An exhibition of writing that goes back 3,000 years will tour Japan through next year, Wang Kaihao reports. A panoramic history of Chinese writing is heading eastward.
On Oct 18, the exhibition Chinese Characters: A Legacy and Marvel Perfected Over Three Millennia will begin its one-year tour of Japan. The show includes 118 sets of cultural relics on the development and aesthetics of written Chinese.
These treasures-20 percent are classified among China's top-level cultural relics-cover a wide spectrum. They include inscriptions on oracle bones dating back to the Shang Dynasty (16th-11th century BC), epigraphs on bronzewares, stone rubbings and calligraphy masterpieces.
The exhibits are on loan from 17 Chinese museums in six provinces and municipalities. The display is to be first shown at Tokyo Fuji Art Museum, and will later move to Kyoto, Niigata, Miyagi and Gunma in a tour that continues through September 2017.
The exhibition is designed in three parts: origins of Chinese characters, calligraphy works by renowned artists and their usage in people's daily lives, and the influence of Chinese characters on neighboring countries.
"Chinese characters comprise a unique writing system in the world, whose development has remained uninterrupted for 3,000 years," says Wang Jun, director of Art Exhibition China, the national administration in charge of exchange exhibitions between China and other countries.

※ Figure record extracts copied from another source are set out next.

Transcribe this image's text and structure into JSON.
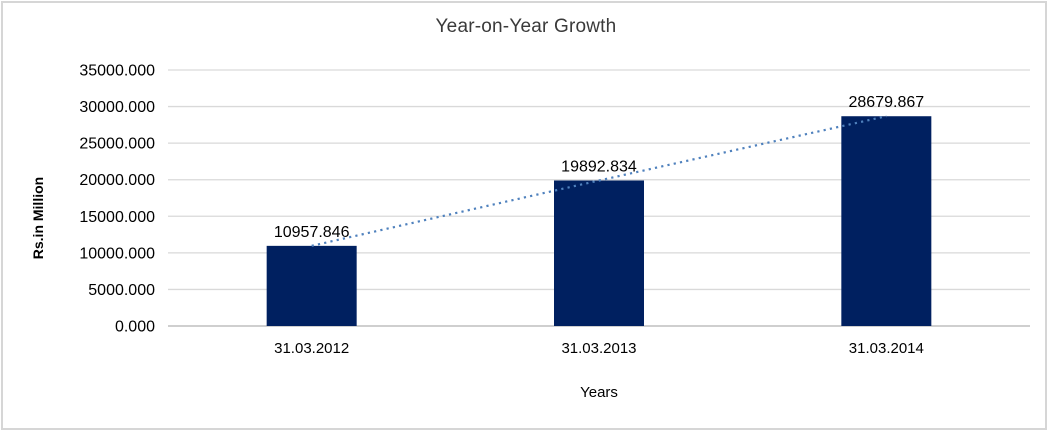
{
  "chart_data": {
    "type": "bar",
    "title": "Year-on-Year Growth",
    "xlabel": "Years",
    "ylabel": "Rs.in Million",
    "categories": [
      "31.03.2012",
      "31.03.2013",
      "31.03.2014"
    ],
    "values": [
      10957.846,
      19892.834,
      28679.867
    ],
    "data_labels": [
      "10957.846",
      "19892.834",
      "28679.867"
    ],
    "ylim": [
      0,
      35000
    ],
    "ytick_step": 5000,
    "ytick_labels": [
      "0.000",
      "5000.000",
      "10000.000",
      "15000.000",
      "20000.000",
      "25000.000",
      "30000.000",
      "35000.000"
    ],
    "grid": true,
    "legend_position": "none",
    "trendline": {
      "style": "dotted",
      "through_values": [
        10957.846,
        19892.834,
        28679.867
      ]
    },
    "colors": {
      "bar": "#002060",
      "trendline": "#4f81bd",
      "gridline": "#d9d9d9",
      "axis_line": "#bfbfbf",
      "text": "#000000",
      "title": "#3a3a3a",
      "frame_border": "#d6d6d6"
    }
  }
}
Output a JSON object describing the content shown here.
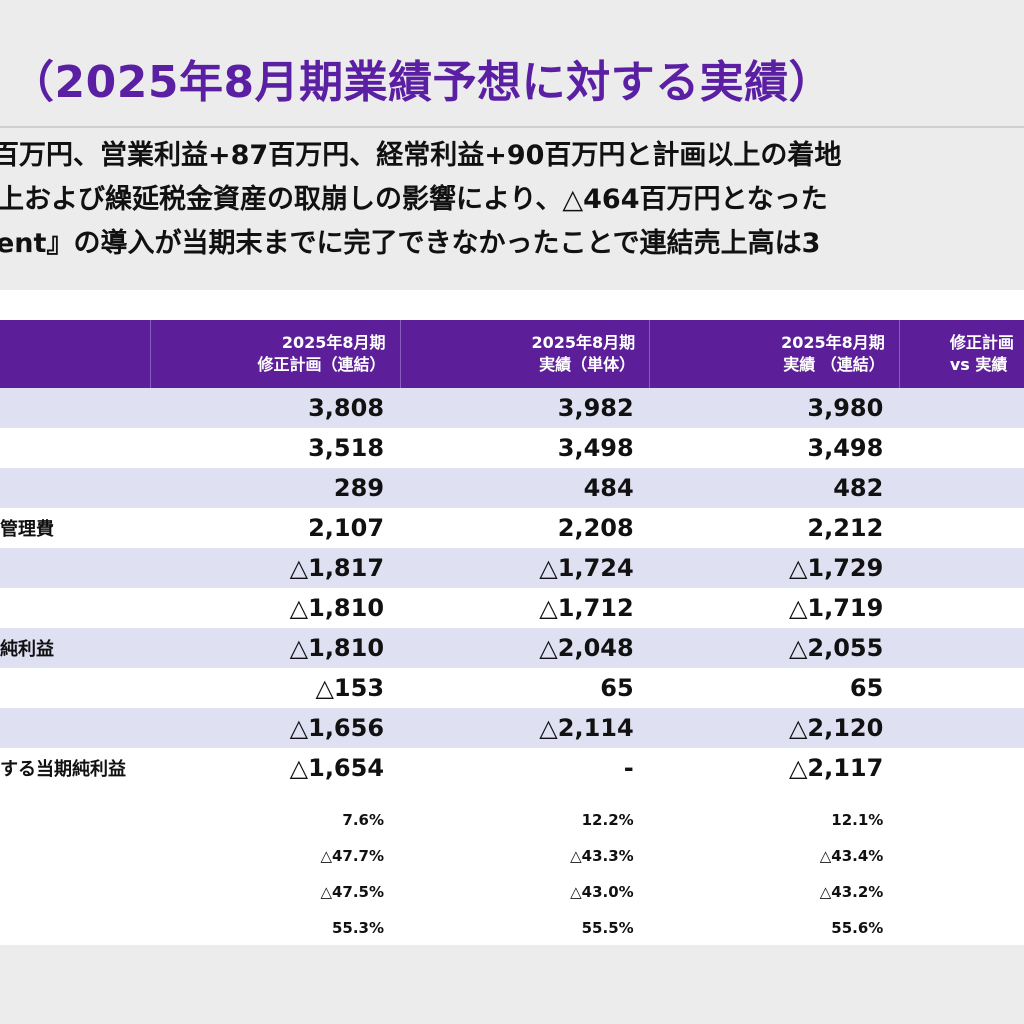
{
  "title": "（2025年8月期業績予想に対する実績）",
  "summary": [
    "百万円、営業利益+87百万円、経常利益+90百万円と計画以上の着地",
    "上および繰延税金資産の取崩しの影響により、△464百万円となった",
    "ent』の導入が当期末までに完了できなかったことで連結売上高は3"
  ],
  "table": {
    "headers": [
      {
        "line1": "2025年8月期",
        "line2": "修正計画（連結）"
      },
      {
        "line1": "2025年8月期",
        "line2": "実績（単体）"
      },
      {
        "line1": "2025年8月期",
        "line2": "実績 （連結）"
      },
      {
        "line1": "修正計画",
        "line2": "vs 実績"
      }
    ],
    "rows": [
      {
        "label": "",
        "values": [
          "3,808",
          "3,982",
          "3,980",
          ""
        ]
      },
      {
        "label": "",
        "values": [
          "3,518",
          "3,498",
          "3,498",
          ""
        ]
      },
      {
        "label": "",
        "values": [
          "289",
          "484",
          "482",
          ""
        ]
      },
      {
        "label": "管理費",
        "values": [
          "2,107",
          "2,208",
          "2,212",
          ""
        ]
      },
      {
        "label": "",
        "values": [
          "△1,817",
          "△1,724",
          "△1,729",
          ""
        ]
      },
      {
        "label": "",
        "values": [
          "△1,810",
          "△1,712",
          "△1,719",
          ""
        ]
      },
      {
        "label": "純利益",
        "values": [
          "△1,810",
          "△2,048",
          "△2,055",
          ""
        ]
      },
      {
        "label": "",
        "values": [
          "△153",
          "65",
          "65",
          ""
        ]
      },
      {
        "label": "",
        "values": [
          "△1,656",
          "△2,114",
          "△2,120",
          ""
        ]
      },
      {
        "label": "する当期純利益",
        "values": [
          "△1,654",
          "-",
          "△2,117",
          ""
        ]
      }
    ],
    "ratios": [
      {
        "label": "",
        "values": [
          "7.6%",
          "12.2%",
          "12.1%",
          ""
        ]
      },
      {
        "label": "",
        "values": [
          "△47.7%",
          "△43.3%",
          "△43.4%",
          ""
        ]
      },
      {
        "label": "",
        "values": [
          "△47.5%",
          "△43.0%",
          "△43.2%",
          ""
        ]
      },
      {
        "label": "",
        "values": [
          "55.3%",
          "55.5%",
          "55.6%",
          ""
        ]
      }
    ]
  }
}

"That enables ordinary Chinese people, even without professional training, to recognize many characters from thousands years ago, which is a miracle."
He says many milestones in the development of Chinese characters are to be juxtaposed in the exhibition. A 2,300-year-old bronzeware inscribed with the earliest Chinese duty-free certificate ever found, Terracotta Warriors carved with words and pieces by top 13th-century calligraphy artists such as Zhao Mengfu as well as by Qing Dynasty (1644-1911) emperors are among the highlights.
A 7th-century gold slip with 63 characters is probably one of the most important exhibits. It was used for worship by Wu Zetian (AD 624-705), the only female ruler in imperial China, and is the only cultural relic ever found that belongs to the legendary queen. The slip was once exhibited in Japan a decade ago.